The former Talking Heads singer David Byrne and his band were fashionably dressed and finely choreographed. But what was with the brain on the keyboard? Immediately, it was obvious that David Byrne knew how to capture attention with his odd, brainy ways. His new album, entitled American Utopia (QRO review), was what a possible outsider view of American dreams could be from the perspective of those left behind in the wake of progress. New songs played from the concept album included “Everybody’s Coming to My House”, ”Every Day is a Miracle” and “Lazy”. He also sang “Toe Jam” which was a Brighton Port Authority collaboration with Fat Boy Slim and Dizzee Rascal. Fans were delighted when he started into a set of Talking Heads songs, featuring “Zimbra”, “Slippery People”, “Blind” and “Burning Down the House”. A highlight was “Once in a Lifetime”, where he copied almost exactly those staggering moves and peculiar gestures and dance moves that were featured in the music video from around 40 years ago. Amazingly, people in the audience were copying the dance also. The surprise end of the set was a cover of Janelle Monae’s “Hell You Talmbout”. Kudos to Byrne’s coolness and current concern for America.
The tightly woven five-part harmonies and artful singing and musical melodies, which harkened back to classic rock bands America and CSNY, soared throughout all of the Seattle-based alt-folk Fleet Foxes’ songs. A revolving mixture of acoustic guitars, electric guitars including a hollow-body, percussion, drums and keyboards kept their sound interesting. Songs played included the laid back tremolo-filled “Grown Ocean”, the canon style, Shins-like “White Winter Hymnal”, the calm, building hit “Mykonos”, and their set ended with “Helplessness Blues”.

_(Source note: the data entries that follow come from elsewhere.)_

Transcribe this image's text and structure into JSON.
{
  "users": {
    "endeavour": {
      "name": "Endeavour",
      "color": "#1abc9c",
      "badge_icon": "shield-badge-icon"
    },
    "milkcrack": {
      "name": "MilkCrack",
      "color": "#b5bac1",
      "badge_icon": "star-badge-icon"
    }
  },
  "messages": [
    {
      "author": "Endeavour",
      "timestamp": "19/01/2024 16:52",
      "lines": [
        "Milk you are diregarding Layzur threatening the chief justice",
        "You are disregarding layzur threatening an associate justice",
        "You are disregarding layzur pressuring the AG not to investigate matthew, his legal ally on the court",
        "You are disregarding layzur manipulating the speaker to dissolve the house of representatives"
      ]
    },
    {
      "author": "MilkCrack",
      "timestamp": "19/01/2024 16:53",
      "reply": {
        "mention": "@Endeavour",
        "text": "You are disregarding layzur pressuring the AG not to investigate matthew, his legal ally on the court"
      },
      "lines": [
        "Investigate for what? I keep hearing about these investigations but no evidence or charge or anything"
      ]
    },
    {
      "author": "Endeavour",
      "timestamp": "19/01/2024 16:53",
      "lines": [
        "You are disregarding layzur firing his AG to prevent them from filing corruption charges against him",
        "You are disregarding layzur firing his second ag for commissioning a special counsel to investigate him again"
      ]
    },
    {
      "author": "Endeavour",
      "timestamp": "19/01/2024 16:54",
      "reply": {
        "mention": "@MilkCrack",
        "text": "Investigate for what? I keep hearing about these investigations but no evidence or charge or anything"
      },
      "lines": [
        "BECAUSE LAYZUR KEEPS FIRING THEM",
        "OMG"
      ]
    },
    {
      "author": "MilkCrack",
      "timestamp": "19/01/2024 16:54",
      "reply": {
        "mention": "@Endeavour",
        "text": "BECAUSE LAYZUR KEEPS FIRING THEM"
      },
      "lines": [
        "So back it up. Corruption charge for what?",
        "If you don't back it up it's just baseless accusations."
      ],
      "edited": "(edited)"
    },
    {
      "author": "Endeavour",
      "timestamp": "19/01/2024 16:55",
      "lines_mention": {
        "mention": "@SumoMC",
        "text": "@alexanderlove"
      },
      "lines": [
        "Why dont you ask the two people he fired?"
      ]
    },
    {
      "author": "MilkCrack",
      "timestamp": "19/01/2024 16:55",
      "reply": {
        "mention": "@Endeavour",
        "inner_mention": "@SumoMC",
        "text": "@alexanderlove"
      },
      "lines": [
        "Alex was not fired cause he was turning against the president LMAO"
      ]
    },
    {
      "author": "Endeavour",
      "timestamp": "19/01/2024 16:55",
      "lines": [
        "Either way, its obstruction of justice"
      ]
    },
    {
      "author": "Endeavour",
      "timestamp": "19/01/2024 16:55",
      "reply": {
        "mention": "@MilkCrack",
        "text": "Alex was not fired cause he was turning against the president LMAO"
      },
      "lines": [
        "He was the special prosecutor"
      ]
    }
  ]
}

In complete blue lighting and his “III” symbols, the former White Stripes singer turned artiste Jack White pulled a huge crowd. He exuded great confidence and charisma, and his guitar solos were impressive. His stage performance skills were energetic, as he moved and jumped around the stage with cat-like reflexes. He made his way through about 45 minutes of material before taking a 20-minute break, and then finished his set. It was obvious he would return, because the large video display behind the stage was still active. New songs played included “Over and Over”, “Boarding House Reach”, “Corporation” and “Why Walk Like a Dog?” Old favorites included The Dead Weather’s “I’m Cut Like a Buffalo” and The Raconteurs’ “Steady as She Goes”. But the White Stripes songs got the best crowd response. He revisited “Dead Leaves and the Dirty Ground,” “Hotel Yorba”, and “The Hardest Button to Button”, which included a snippet of “Psycho Killer”. The set-ender was The White Stripes’ biggest hit, “Seven Nation Army”.